Under the experimental project launched by the UN World Food Programme and the Turkish Red Crescent, thousands of refugees who have fled the conflict raging in their homeland now receive cards charged with aid credits rather than boxes of basic supplies. “We started to use this smart card system because it respects human dignity and offers Syrian people aid, in a less blatant way,” said Ahmet Lutfi Akar, head of the Turkish Red Crescent.
“It is much better than delivering aid to people in boxes when they have no chance to choose.

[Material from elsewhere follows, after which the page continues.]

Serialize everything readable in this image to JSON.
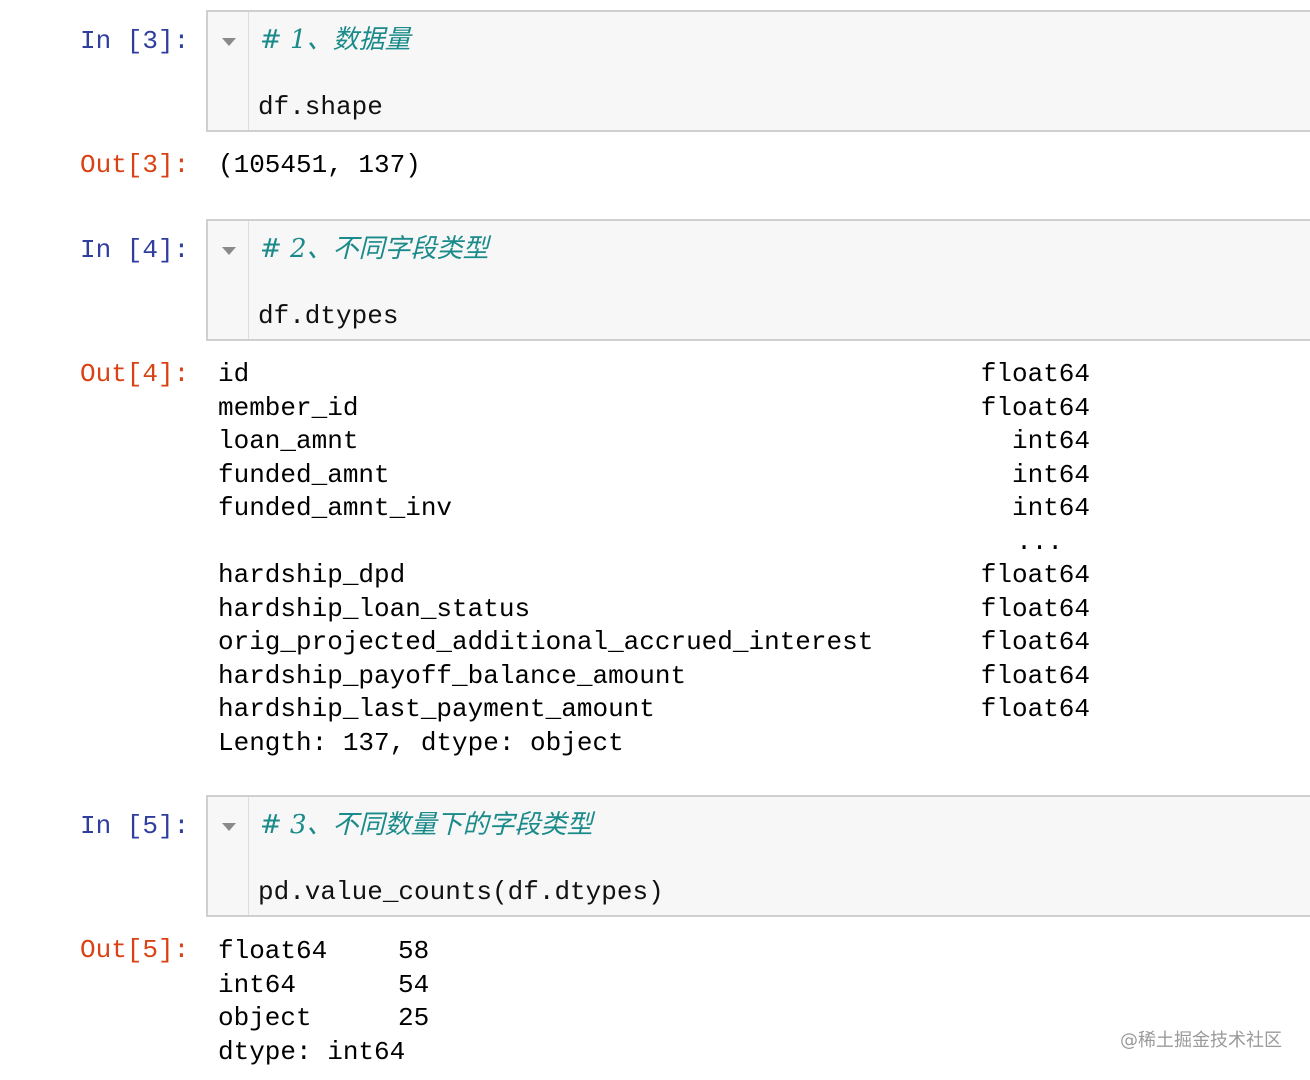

In stores they can buy whatever they want based on their taste and preferences,”
Nearly 22,000 Syrian refugees in Turkey were benefiting from the “Food e-card” project at the end of November, according to the WFP.
The scheme has been rolled out at Oncupinar camp in the southern border province of Kilis, one of the largest with more than 13,000 refugees, as well as in several other camps in the neighbouring Hatay province.
“Further expansion into other areas (in Turkey) is planned with the objective of reaching 100,000 beneficiaries by mid-2013,” said WFP regional director Daly Belgasmi.
The cards handed out to Syrian refugees in camps are loaded with 80 Turkish lira ($45, 35 euros) a month which officials say is adequate to support a balanced diet.
“We have everything in the camp,” Imed Muhib, a 48-year-old religious teacher who said he lost his three children in violence in Syria, told AFP outside a shop at Oncupinar, a vast container city on the border.
“We are able to meet our needs with the cards which help us to choose whatever we want, instead of getting whatever is given to us.” The Visa Electron cards, supplied by Turkey’s Halkbank, are accepted only in certain stores operated by a private Turkish retail chain.
The supermarkets are stocked with fresh vegetables, meat and a wide variety of staple food products and basic necessities.
But there are some restrictions. Purchases of chocolate and cigarettes are not allowed with the cards, and alcohol is not sold in the shops.
‘A very safe system’ — “The cards keep us busy,” said Hasna Sufan, a mother of four whose husband Muhammed is a fighter with the rebel Free Syrian Army. “I like shopping together with my kids when my husband is away.” At the register, the products are scanned and so is the user’s finger, which is checked against the fingerprint stored on the card’s electronic chip.
“This is a very safe system. It is easy to block the cards immediately in case of any abuse,” Akar said.
Oncupinar is often used as a showpiece by the Turkish authorities for visits by foreign dignitaries as it boasts shops, schools, day care centres and mosques and every container has its own kitchen, bedroom and bathroom.
Turkey is currently home to more than 120,000 refugees but officials say the actual number could run as high as 200,000 if it includes exiled military and political figures as well as civilians living outside the camps.
Amid concerns about whether it could cope with the relentless flow of refugees, Turkey has pushed in vain for a safe zone for the protection of civilians inside Syria, but has kept its doors open nevertheless even after saying it could not take in more than 100,000.
The WFP and Red Crescent said that while one potential consequence of humanitarian programmes is that an influx of aid can distort economies, they hope the combination of technology and using local suppliers used in the “Food e card” scheme could strengthen the local economy and serve as a role model in the region.
Officials hope it can be transferred to Jordan and Lebanon, which are also struggling to cope with an influx of Syrian refugees.
“This is a model project in the region,” said Jean-Yves Lequime, emergency coordinator at WFP. “We’d like to use this model in other countries like Lebanon.” But Matthew Nims of the US Agency for International Development (USAID) said the system was successful because of the advanced Turkish economy and banking system.
“In other places in the world maybe the local market economy would not be able to support such an influx of people.”